De un nuevo viaje, esta vez con la tal doctoranda y en plan más placentero, nacería otro libro, Levántate y anda, de tono intimista, impregnado de cierto erotismo y en el que los paisajes descubiertos se funden con los pasos de los escritores que allí se desenvolvieron. Como dijo un crítico, esta vez en un periódico de tirada nacional, en esta nueva obra la voluntad de estilo descuella por encima de la anécdota narrada, sin que deje de ser por ello un caleidoscopio de los colores contemplados durante la andanza y un eco permanente de tantas voces como al autor se le van haciendo presentes durante su periplo, de Keats a Hrabal, de Nerval a Knud Hamsun.

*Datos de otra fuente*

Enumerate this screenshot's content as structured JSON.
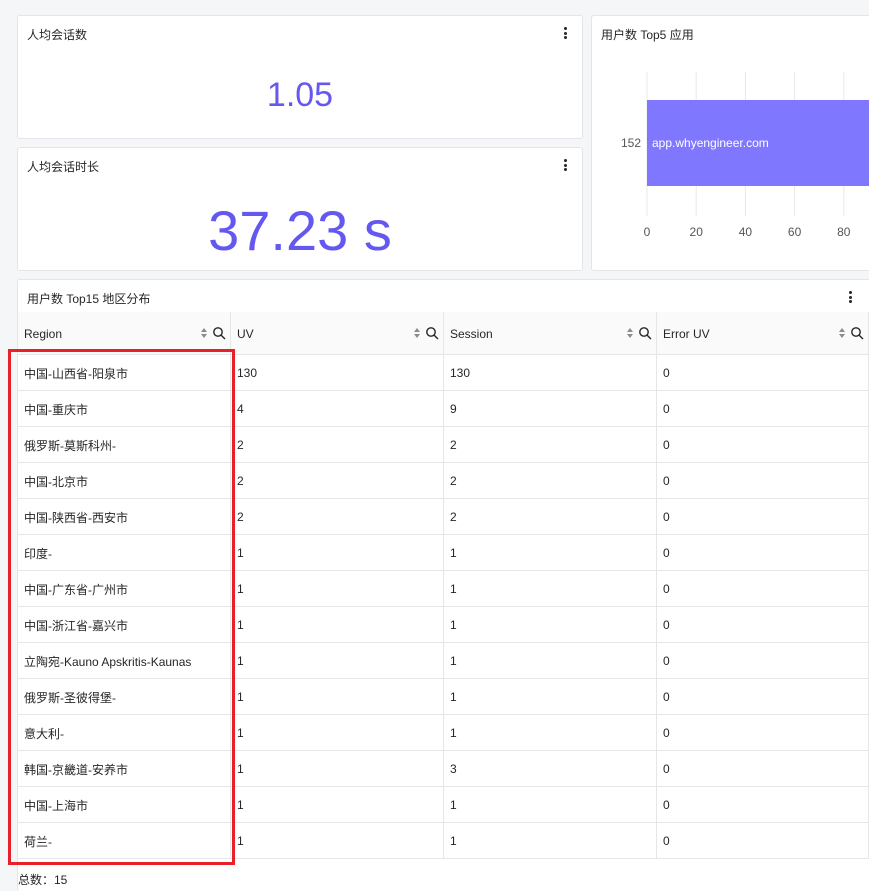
{
  "cards": {
    "avg_sessions": {
      "title": "人均会话数",
      "value": "1.05"
    },
    "avg_duration": {
      "title": "人均会话时长",
      "value": "37.23 s"
    },
    "top_apps": {
      "title": "用户数 Top5 应用"
    },
    "top_regions": {
      "title": "用户数 Top15 地区分布"
    }
  },
  "chart_data": {
    "type": "bar",
    "orientation": "horizontal",
    "title": "用户数 Top5 应用",
    "categories": [
      "152"
    ],
    "series": [
      {
        "values": [
          152
        ],
        "labels": [
          "app.whyengineer.com"
        ]
      }
    ],
    "x_ticks": [
      "0",
      "20",
      "40",
      "60",
      "80"
    ],
    "grid": true,
    "bar_color": "#8077ff"
  },
  "table": {
    "columns": [
      "Region",
      "UV",
      "Session",
      "Error UV"
    ],
    "rows": [
      [
        "中国-山西省-阳泉市",
        "130",
        "130",
        "0"
      ],
      [
        "中国-重庆市",
        "4",
        "9",
        "0"
      ],
      [
        "俄罗斯-莫斯科州-",
        "2",
        "2",
        "0"
      ],
      [
        "中国-北京市",
        "2",
        "2",
        "0"
      ],
      [
        "中国-陕西省-西安市",
        "2",
        "2",
        "0"
      ],
      [
        "印度-",
        "1",
        "1",
        "0"
      ],
      [
        "中国-广东省-广州市",
        "1",
        "1",
        "0"
      ],
      [
        "中国-浙江省-嘉兴市",
        "1",
        "1",
        "0"
      ],
      [
        "立陶宛-Kauno Apskritis-Kaunas",
        "1",
        "1",
        "0"
      ],
      [
        "俄罗斯-圣彼得堡-",
        "1",
        "1",
        "0"
      ],
      [
        "意大利-",
        "1",
        "1",
        "0"
      ],
      [
        "韩国-京畿道-安养市",
        "1",
        "3",
        "0"
      ],
      [
        "中国-上海市",
        "1",
        "1",
        "0"
      ],
      [
        "荷兰-",
        "1",
        "1",
        "0"
      ]
    ],
    "total_label": "总数：15"
  },
  "colors": {
    "accent": "#6558f0",
    "bar": "#8077ff",
    "highlight": "#e8202a"
  },
  "icons": [
    "more-vertical-icon",
    "sort-icon",
    "search-icon"
  ]
}
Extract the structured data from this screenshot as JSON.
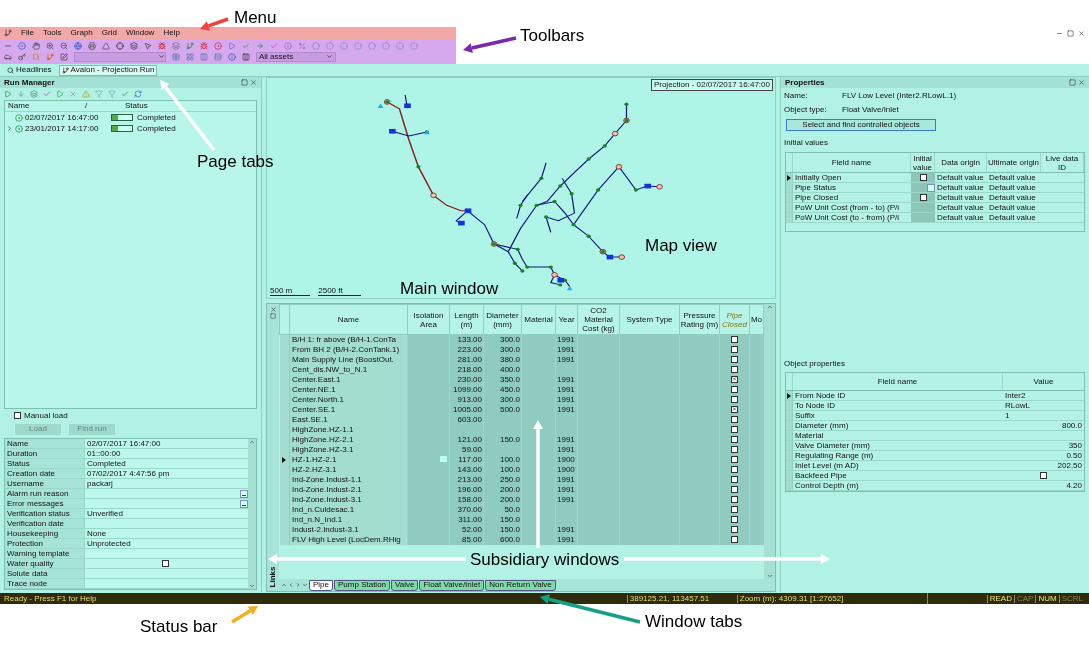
{
  "menu": [
    "File",
    "Tools",
    "Graph",
    "Grid",
    "Window",
    "Help"
  ],
  "toolbar": {
    "asset_filter": "All assets"
  },
  "page_tabs": [
    {
      "label": "Headlines",
      "selected": false
    },
    {
      "label": "Avalon - Projection Run",
      "selected": true
    }
  ],
  "run_manager": {
    "title": "Run Manager",
    "columns": [
      "Name",
      "/",
      "Status"
    ],
    "runs": [
      {
        "date": "02/07/2017 16:47:00",
        "status": "Completed"
      },
      {
        "date": "23/01/2017 14:17:00",
        "status": "Completed",
        "expanded": false
      }
    ],
    "manual_load": {
      "label": "Manual load",
      "checked": false
    },
    "buttons": [
      {
        "label": "Load",
        "disabled": true
      },
      {
        "label": "Find run",
        "disabled": true
      }
    ],
    "properties": [
      {
        "name": "Name",
        "kind": "text",
        "value": "02/07/2017 16:47:00"
      },
      {
        "name": "Duration",
        "kind": "text",
        "value": "01::00:00"
      },
      {
        "name": "Status",
        "kind": "text",
        "value": "Completed"
      },
      {
        "name": "Creation date",
        "kind": "text",
        "value": "07/02/2017 4:47:56 pm"
      },
      {
        "name": "Username",
        "kind": "text",
        "value": "packarj"
      },
      {
        "name": "Alarm run reason",
        "kind": "ellipsis"
      },
      {
        "name": "Error messages",
        "kind": "ellipsis"
      },
      {
        "name": "Verification status",
        "kind": "text",
        "value": "Unverified"
      },
      {
        "name": "Verification date",
        "kind": "text"
      },
      {
        "name": "Housekeeping",
        "kind": "text",
        "value": "None"
      },
      {
        "name": "Protection",
        "kind": "text",
        "value": "Unprotected"
      },
      {
        "name": "Warning template",
        "kind": "text"
      },
      {
        "name": "Water quality",
        "kind": "checkbox",
        "checked": false
      },
      {
        "name": "Solute data",
        "kind": "text"
      },
      {
        "name": "Trace node",
        "kind": "text"
      }
    ]
  },
  "map": {
    "title": "Projection - 02/07/2017 16:47:00",
    "scale": [
      "500 m",
      "2500 ft"
    ]
  },
  "grid": {
    "side_label": "Links",
    "columns": [
      {
        "label": "Name",
        "kind": "text"
      },
      {
        "label": "Isolation Area",
        "kind": "text"
      },
      {
        "label": "Length (m)",
        "kind": "number"
      },
      {
        "label": "Diameter (mm)",
        "kind": "number"
      },
      {
        "label": "Material",
        "kind": "text"
      },
      {
        "label": "Year",
        "kind": "text"
      },
      {
        "label": "CO2 Material Cost (kg)",
        "kind": "number"
      },
      {
        "label": "System Type",
        "kind": "text"
      },
      {
        "label": "Pressure Rating (m)",
        "kind": "number"
      },
      {
        "label": "Pipe Closed",
        "kind": "checkbox"
      },
      {
        "label": "Mo",
        "kind": "text"
      }
    ],
    "rows": [
      {
        "name": "B/H 1: fr above (B/H-1.ConTa",
        "length": "133.00",
        "diameter": "300.0",
        "year": "1991",
        "pipe_closed": false,
        "selected": false
      },
      {
        "name": "From BH 2 (B/H-2.ConTank.1)",
        "length": "223.00",
        "diameter": "300.0",
        "year": "1991",
        "pipe_closed": false,
        "selected": false
      },
      {
        "name": "Main Supply Line (BoostOut.",
        "length": "281.00",
        "diameter": "380.0",
        "year": "1991",
        "pipe_closed": false,
        "selected": false
      },
      {
        "name": "Cent_dis.NW_to_N.1",
        "length": "218.00",
        "diameter": "400.0",
        "pipe_closed": false,
        "selected": false
      },
      {
        "name": "Center.East.1",
        "length": "230.00",
        "diameter": "350.0",
        "year": "1991",
        "pipe_closed": true,
        "selected": false
      },
      {
        "name": "Center.NE.1",
        "length": "1099.00",
        "diameter": "450.0",
        "year": "1991",
        "pipe_closed": false,
        "selected": false
      },
      {
        "name": "Center.North.1",
        "length": "913.00",
        "diameter": "300.0",
        "year": "1991",
        "pipe_closed": false,
        "selected": false
      },
      {
        "name": "Center.SE.1",
        "length": "1005.00",
        "diameter": "500.0",
        "year": "1991",
        "pipe_closed": true,
        "selected": false
      },
      {
        "name": "East.SE.1",
        "length": "603.00",
        "pipe_closed": false,
        "selected": false
      },
      {
        "name": "HighZone.HZ-1.1",
        "pipe_closed": false,
        "selected": false
      },
      {
        "name": "HighZone.HZ-2.1",
        "length": "121.00",
        "diameter": "150.0",
        "year": "1991",
        "pipe_closed": false,
        "selected": false
      },
      {
        "name": "HighZone.HZ-3.1",
        "length": "59.00",
        "year": "1991",
        "pipe_closed": false,
        "selected": false
      },
      {
        "name": "HZ-1.HZ-2.1",
        "length": "117.00",
        "diameter": "100.0",
        "year": "1900",
        "pipe_closed": false,
        "selected": true
      },
      {
        "name": "HZ-2.HZ-3.1",
        "length": "143.00",
        "diameter": "100.0",
        "year": "1900",
        "pipe_closed": false,
        "selected": false
      },
      {
        "name": "Ind-Zone.Indust-1.1",
        "length": "213.00",
        "diameter": "250.0",
        "year": "1991",
        "pipe_closed": false,
        "selected": false
      },
      {
        "name": "Ind-Zone.Indust-2.1",
        "length": "196.00",
        "diameter": "200.0",
        "year": "1991",
        "pipe_closed": false,
        "selected": false
      },
      {
        "name": "Ind-Zone.Indust-3.1",
        "length": "158.00",
        "diameter": "200.0",
        "year": "1991",
        "pipe_closed": false,
        "selected": false
      },
      {
        "name": "Ind_n.Culdesac.1",
        "length": "370.00",
        "diameter": "50.0",
        "pipe_closed": false,
        "selected": false
      },
      {
        "name": "Ind_n.N_Ind.1",
        "length": "311.00",
        "diameter": "150.0",
        "pipe_closed": false,
        "selected": false
      },
      {
        "name": "Indust-2.Indust-3.1",
        "length": "52.00",
        "diameter": "150.0",
        "year": "1991",
        "pipe_closed": false,
        "selected": false
      },
      {
        "name": "FLV High Level (LocDem.RHig",
        "length": "85.00",
        "diameter": "600.0",
        "year": "1991",
        "pipe_closed": false,
        "selected": false
      }
    ],
    "tabs": [
      {
        "label": "Pipe",
        "selected": true
      },
      {
        "label": "Pump Station",
        "selected": false
      },
      {
        "label": "Valve",
        "selected": false
      },
      {
        "label": "Float Valve/Inlet",
        "selected": false
      },
      {
        "label": "Non Return Valve",
        "selected": false
      }
    ]
  },
  "properties": {
    "title": "Properties",
    "name_label": "Name:",
    "name": "FLV Low Level (Inter2.RLowL.1)",
    "type_label": "Object type:",
    "type": "Float Valve/Inlet",
    "button": "Select and find controlled objects",
    "initial_values": {
      "title": "Initial values",
      "columns": [
        "Field name",
        "Initial value",
        "Data origin",
        "Ultimate origin",
        "Live data ID"
      ],
      "rows": [
        {
          "field": "Initially Open",
          "kind": "checkbox",
          "checked": false,
          "data_origin": "Default value",
          "ultimate_origin": "Default value",
          "selected": true
        },
        {
          "field": "Pipe Status",
          "kind": "ellipsis",
          "data_origin": "Default value",
          "ultimate_origin": "Default value",
          "selected": false
        },
        {
          "field": "Pipe Closed",
          "kind": "checkbox",
          "checked": false,
          "data_origin": "Default value",
          "ultimate_origin": "Default value",
          "selected": false
        },
        {
          "field": "PoW Unit Cost (from - to) (P/i",
          "kind": "text",
          "data_origin": "Default value",
          "ultimate_origin": "Default value",
          "selected": false
        },
        {
          "field": "PoW Unit Cost (to - from) (P/i",
          "kind": "text",
          "data_origin": "Default value",
          "ultimate_origin": "Default value",
          "selected": false
        }
      ]
    },
    "object_properties": {
      "title": "Object properties",
      "columns": [
        "Field name",
        "Value"
      ],
      "rows": [
        {
          "field": "From Node ID",
          "kind": "text",
          "value": "Inter2",
          "selected": true
        },
        {
          "field": "To Node ID",
          "kind": "text",
          "value": "RLowL",
          "selected": false
        },
        {
          "field": "Suffix",
          "kind": "text",
          "value": "1",
          "selected": false
        },
        {
          "field": "Diameter (mm)",
          "kind": "number",
          "value": "800.0",
          "selected": false
        },
        {
          "field": "Material",
          "kind": "text",
          "selected": false
        },
        {
          "field": "Valve Diameter (mm)",
          "kind": "number",
          "value": "350",
          "selected": false
        },
        {
          "field": "Regulating Range (m)",
          "kind": "number",
          "value": "0.50",
          "selected": false
        },
        {
          "field": "Inlet Level (m AD)",
          "kind": "number",
          "value": "202.50",
          "selected": false
        },
        {
          "field": "Backfeed Pipe",
          "kind": "checkbox",
          "checked": false,
          "selected": false
        },
        {
          "field": "Control Depth (m)",
          "kind": "number",
          "value": "4.20",
          "selected": false
        }
      ]
    }
  },
  "status_bar": {
    "message": "Ready - Press F1 for Help",
    "coordinates": "389125.21, 113457.51",
    "zoom": "Zoom (m): 4309.31 [1:27652]",
    "indicators": [
      {
        "label": "READ",
        "on": true
      },
      {
        "label": "CAP",
        "on": false
      },
      {
        "label": "NUM",
        "on": true
      },
      {
        "label": "SCRL",
        "on": false
      }
    ]
  },
  "annotations": [
    "Menu",
    "Toolbars",
    "Page tabs",
    "Map view",
    "Main window",
    "Subsidiary windows",
    "Status bar",
    "Window tabs"
  ]
}
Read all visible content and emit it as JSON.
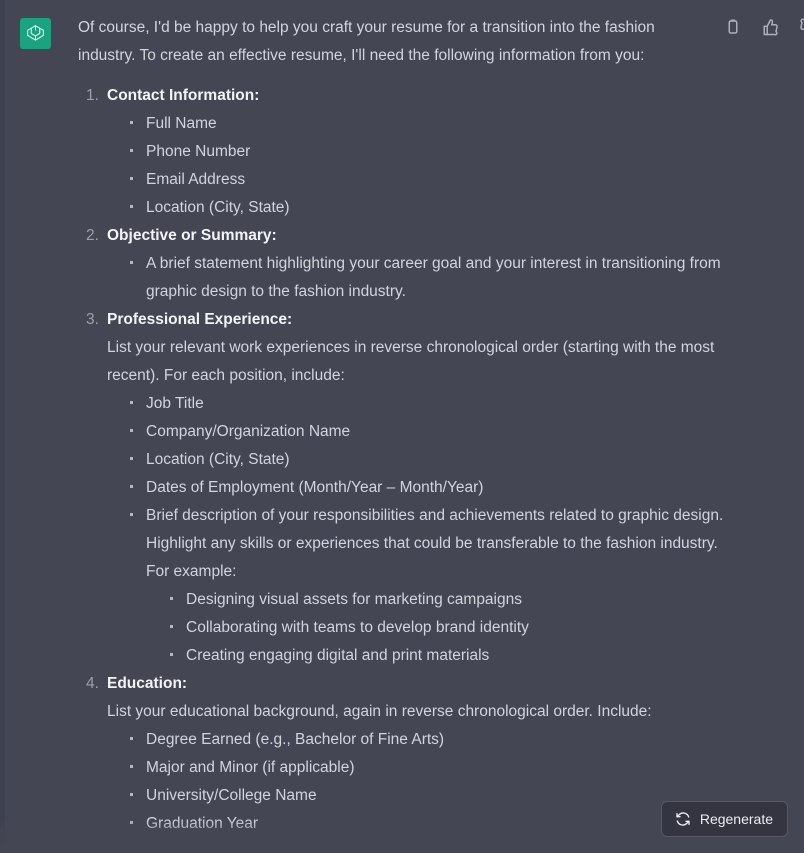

Para entonces mi obra ya no tiene aquella carga política o aquel aire reivindicativo característicos de mis primeros libros y, al decir de algunos críticos amigos, se deja ver el tránsito a un esteticismo posmoderno que, sin negar los orígenes del autor, lo ubica en una tierra de nadie que le permite una mayor libertad creativa y un pulso más firme al describir sensaciones corrientes del hombre contemporáneo.
A la sazón, ese nuevo libro ha sido publicado en una editorial barcelonesa de las que saben promocionar a sus autores, y fueron bastantes, y generalmente elogiosas, las referencias del mismo en los suplementos literarios de los principales periódicos, incluida una de Quim Monzó en La Vanguardia. Seguramente no fue determinante, pero facilitó las cosas el hecho de que la doctoranda aquella con la que viajé se ha convertido en mi pareja estable y es sobrina del accionista mayoritario de la editorial, un hombre entrado en años, viudo y sin hijos y que la adora. Precisamente ahora, ya bien entrados los noventa, nos vamos juntos, la mujer y yo, a Michigan, donde ella, ya doctora y cargada de un merecido prestigio, va a dictar un curso sobre literaturas periféricas españolas y yo, además de participar en seminarios con afamados hispanistas de allá, pienso escribir una novela-río en la que se condense la cosmovisión de las culturas que nutren su creatividad del desarraigo y el desplazamiento.
En fin, no sigo. Así podría haber sido mi vida si, en lugar de equivocarme, me hubiera convertido a tiempo en un escritor autóctono.